We tend to feel sympathetic for the servant who endured the long day in the field but who had work yet to do before he could rest. But should the solid day's work he had done actually exempt him from serving the master? Was the master now somehow in his debt and such a way that he owed him leisure? Or was the master not still the master and he the servant? No doubt many who labor in the vineyard of the Lord expend considerable effort in what is involved in that work day to day. But their service to others does not exempt them of their own duty toward the Lord. As they tended to the sheep or the crops they then also need to tend to their own relationship with Jesus. They were not permitted to be lax in this regard. It is of considerable importance that they not only work for the master but also love him, and signaled that love directly. In some ways, it is true, feeding the sheep does count as feeding Christ. But when our work becomes in excuse to neglect our duties of devotion this is something else. This is important to remember because there is always a tension where we can lose ourselves in what is required of us and forget that which is supposed to be the core and foundation of our efforts. The primary symptom that this has been forgotten is a sense of entitlement, in which we believe that God now owes us this or that. But we never put God in our debt. The fact that we are called to serve him is a privilege rather than a burden. We should not try to find rest apart from him, but rather the rest that comes through being faithful to him. 

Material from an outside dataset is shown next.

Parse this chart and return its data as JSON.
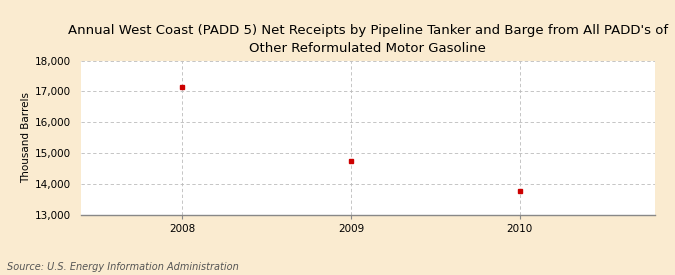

Would he not rather say to him,
'Prepare something for me to eat.
Put on your apron and wait on me while I eat and drink.
You may eat and drink when I am finished'?


When we insist on putting ourselves first our priorities are misaligned and we can't enjoy the true rest promised to the followers of Jesus.
We are called to order our lives to him rather than insisting that he reorder his life and Kingdom toward our particular idiosyncrasies. Not insisting on our own merit while serving in the field and serving at table help prepare us to appreciate and enjoy the full magnitude of the gift in which he himself waits upon us. We know that it is ultimately this gift of grace that is the climax and culmination of his plans for us. We receive a foretaste of it in the Eucharist. And it is this feast that we will enjoy forever in heaven.